Ghost tours are standard fare in Charleston, but we don't seem to have the vampire lore of similarly historic cities like New Orleans and Savannah. City Paper discovered a handful of vampire-themed live action role-playing (LARP) groups and even a few locals offering to be "blood donors" on vamp forums, but they were reluctant to speak to us on the record. That would take away from the mystery of it all.
Taylors, S.C., resident Steve Brown explored the myth of Holy City bloodsuckers in The Charleston Vampire, published by his own Chick Springs Publishing in October 2009. His novel looks at the first vampire family established in the Americas, right here in Charleston in 1752.
At a signing in Columbia, he met his ultimate fan.
"I had a guy tell me he and his brother were descendents of Vlad the Impaler, and how my book, The Charleston Vampire, could have been the story of his family's journey to the New World," Brown says. "Before he left the signing table, the guy had me convinced that I had 'channeled' his family's story into my book. But I didn't promise him any percentage of my royalties. My credulity could only be strained so far!"
It's not uncommon to run into "vampires" around the state, Brown says, "But not in Charleston. Charleston is all about ghosts, and people come up to me all the time in Waldenbooks and tell me ghost stories."

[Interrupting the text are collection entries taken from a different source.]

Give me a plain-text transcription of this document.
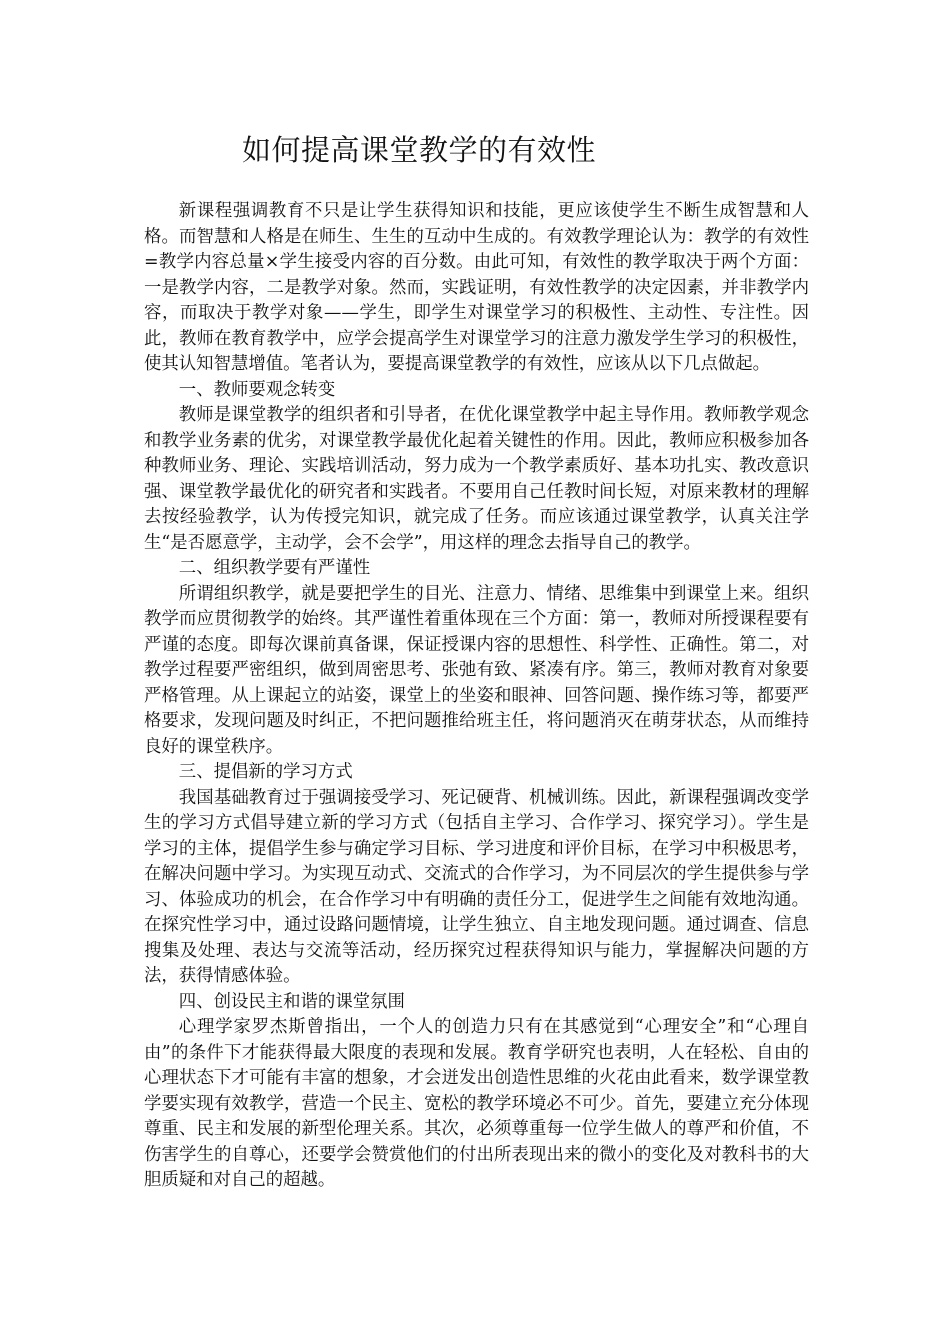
如何提高课堂教学的有效性

新课程强调教育不只是让学生获得知识和技能，更应该使学生不断生成智慧和人格。而智慧和人格是在师生、生生的互动中生成的。有效教学理论认为：教学的有效性=教学内容总量×学生接受内容的百分数。由此可知，有效性的教学取决于两个方面：一是教学内容，二是教学对象。然而，实践证明，有效性教学的决定因素，并非教学内容，而取决于教学对象——学生，即学生对课堂学习的积极性、主动性、专注性。因此，教师在教育教学中，应学会提高学生对课堂学习的注意力激发学生学习的积极性，使其认知智慧增值。笔者认为，要提高课堂教学的有效性，应该从以下几点做起。

一、教师要观念转变

教师是课堂教学的组织者和引导者，在优化课堂教学中起主导作用。教师教学观念和教学业务素的优劣，对课堂教学最优化起着关键性的作用。因此，教师应积极参加各种教师业务、理论、实践培训活动，努力成为一个教学素质好、基本功扎实、教改意识强、课堂教学最优化的研究者和实践者。不要用自己任教时间长短，对原来教材的理解去按经验教学，认为传授完知识，就完成了任务。而应该通过课堂教学，认真关注学生“是否愿意学，主动学，会不会学”，用这样的理念去指导自己的教学。

二、组织教学要有严谨性

所谓组织教学，就是要把学生的目光、注意力、情绪、思维集中到课堂上来。组织教学而应贯彻教学的始终。其严谨性着重体现在三个方面：第一，教师对所授课程要有严谨的态度。即每次课前真备课，保证授课内容的思想性、科学性、正确性。第二，对教学过程要严密组织，做到周密思考、张弛有致、紧凑有序。第三，教师对教育对象要严格管理。从上课起立的站姿，课堂上的坐姿和眼神、回答问题、操作练习等，都要严格要求，发现问题及时纠正，不把问题推给班主任，将问题消灭在萌芽状态，从而维持良好的课堂秩序。

三、提倡新的学习方式

我国基础教育过于强调接受学习、死记硬背、机械训练。因此，新课程强调改变学生的学习方式倡导建立新的学习方式（包括自主学习、合作学习、探究学习）。学生是学习的主体，提倡学生参与确定学习目标、学习进度和评价目标，在学习中积极思考，在解决问题中学习。为实现互动式、交流式的合作学习，为不同层次的学生提供参与学习、体验成功的机会，在合作学习中有明确的责任分工，促进学生之间能有效地沟通。在探究性学习中，通过设路问题情境，让学生独立、自主地发现问题。通过调查、信息搜集及处理、表达与交流等活动，经历探究过程获得知识与能力，掌握解决问题的方法，获得情感体验。

四、创设民主和谐的课堂氛围

心理学家罗杰斯曾指出，一个人的创造力只有在其感觉到“心理安全”和“心理自由”的条件下才能获得最大限度的表现和发展。教育学研究也表明，人在轻松、自由的心理状态下才可能有丰富的想象，才会迸发出创造性思维的火花由此看来，数学课堂教学要实现有效教学，营造一个民主、宽松的教学环境必不可少。首先，要建立充分体现尊重、民主和发展的新型伦理关系。其次，必须尊重每一位学生做人的尊严和价值，不伤害学生的自尊心，还要学会赞赏他们的付出所表现出来的微小的变化及对教科书的大胆质疑和对自己的超越。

Even so, vampires continue to appear in the local literary world. Charleston-based author G.L. Giles has self-published a handful of vampire novels, including three volumes of The Vampire Vignettes. Theatre /verv/'s J.C. Conway is developing a vampire webcomic/multimedia series called Holy City. And City Paper's own Nick Smith is working on a novel called The Last Vampire Story, which looks at what real people would do if they became vampires. For example, what would a chef do if he developed garlic allergies?
And the trend continues on the big screen. Eric Rodemann is a Charleston-based attorney who dabbles in making short films — he studied film production at Trident Tech and his company is called Cowboy Raygun. He recently shot a short vampire script called Sarah Doesn't Sleep Around, and he's working on another called Lincolnville with filmmaker William Stancil.

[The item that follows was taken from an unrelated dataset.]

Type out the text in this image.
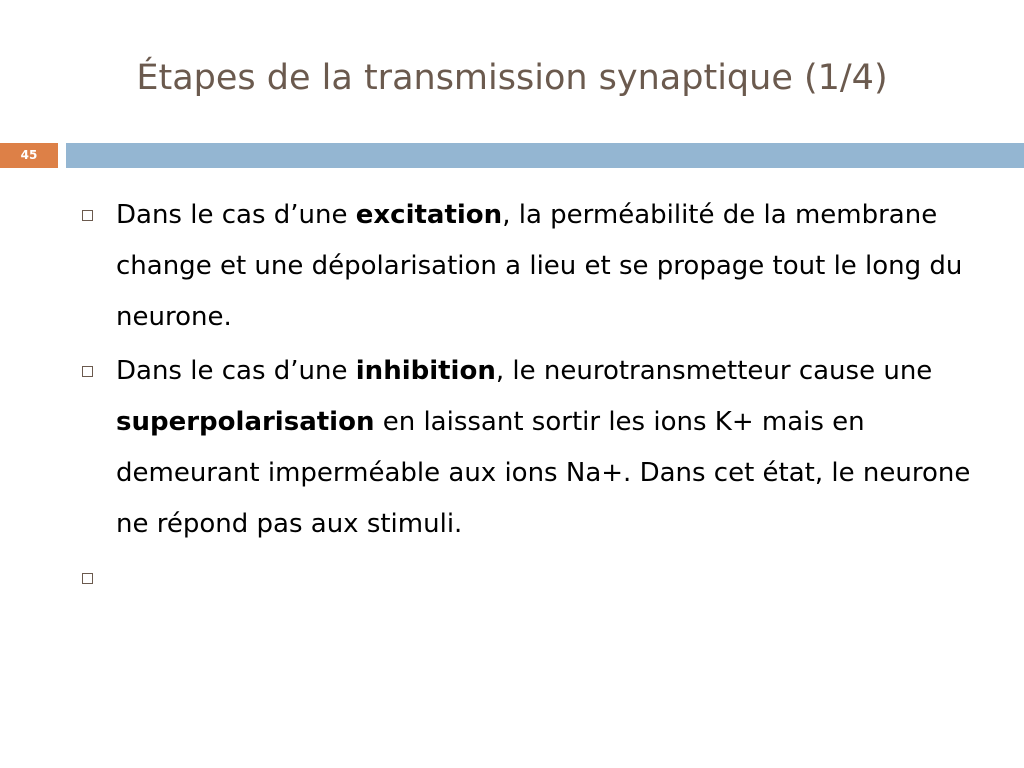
Étapes de la transmission synaptique (1/4)
45
Dans le cas d’une excitation, la perméabilité de la membrane change et une dépolarisation a lieu et se propage tout le long du neurone.
Dans le cas d’une inhibition, le neurotransmetteur cause une superpolarisation en laissant sortir les ions K+ mais en demeurant imperméable aux ions Na+. Dans cet état, le neurone ne répond pas aux stimuli.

Rodemann's most recent project is the Charles Town Vampire Chronicles, a series of short films that will have the combined running time of a feature film. He hopes to start production in November.
"Not all of the stories will be about vampires, but they will include the supernatural in some way," Rodemann explains. "The idea is to produce the series in Charleston, with local actors, hence the name. Of course, producing short films with little or no budget is always a struggle, so the fate of the project is by no means certain.

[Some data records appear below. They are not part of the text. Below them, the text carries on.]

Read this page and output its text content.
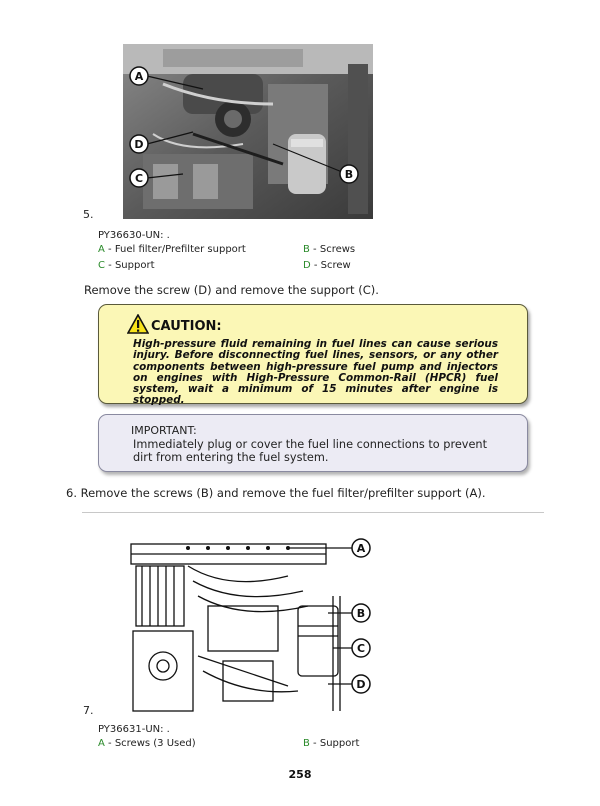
A
D
C	B
5.
PY36630-UN: .
A - Fuel filter/Prefilter support	B - Screws
C - Support	D - Screw
Remove the screw (D) and remove the support (C).
CAUTION:
High-pressure fluid remaining in fuel lines can cause serious injury. Before disconnecting fuel lines, sensors, or any other components between high-pressure fuel pump and injectors on engines with High-Pressure Common-Rail (HPCR) fuel system, wait a minimum of 15 minutes after engine is stopped.
IMPORTANT:
Immediately plug or cover the fuel line connections to prevent dirt from entering the fuel system.
6. Remove the screws (B) and remove the fuel filter/prefilter support (A).
A
B
C
D
7.
PY36631-UN: .
A - Screws (3 Used)	B - Support
258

"I know vampire material may seem overly popular at the moment with the True Blood series doing well on HBO and the Twilight series doing well at the box office," he adds. "However, vampire stories have been popular ever since Bram Stoker first published Dracula, and even before that."
And while he loves making vampire films, he doesn't count himself among the believers.
"I don't believe that vampires are real, nor have I met anyone that does," he says. "I think vampire films provide a filmmaker with the opportunity to explore emotions and situations ranging from horror and betrayal, to lust and sensuality, which is what makes them such interesting subject matter. Actors are probably drawn to roles playing vampires for the same reasons."
Rodemann can separate fantasy from reality, but others have taken the trend too far. Vampire-themed pop culture phenomenons have caused an increase in people who actually believe they're vampires. Charleston County deputy coroner Bobbi Jo O'Neal has dealt firsthand with the dangers of clinical vampirism.
In an article in Forensic Nurse magazine, she reports on a number of cases of vampirism. In one, a forensic psychiatrist at the Medical University of South Carolina treated a 28-year-old man who masturbated and took erotic satisfaction in seeing his own blood. He even taught himself to direct blood spurts into his mouth. In other cases, inmates in correctional institutions were caught trying to steal iron tablets for fear of developing anemia. It turns out another inmate had been trading sexual favors for the opportunity to suck their blood.
"Clinical vampirism groups some of the most shocking pathological behaviors observed," O'Neal writes in the article. "It is one of the few pathological manifestations that blends myth and reality in dramatic fashion and contains many possible elements including schizophrenia, psychopathic, and perverse features."
That said, we're fine with keeping Charleston a ghost town. The vamps can stay in New Orleans.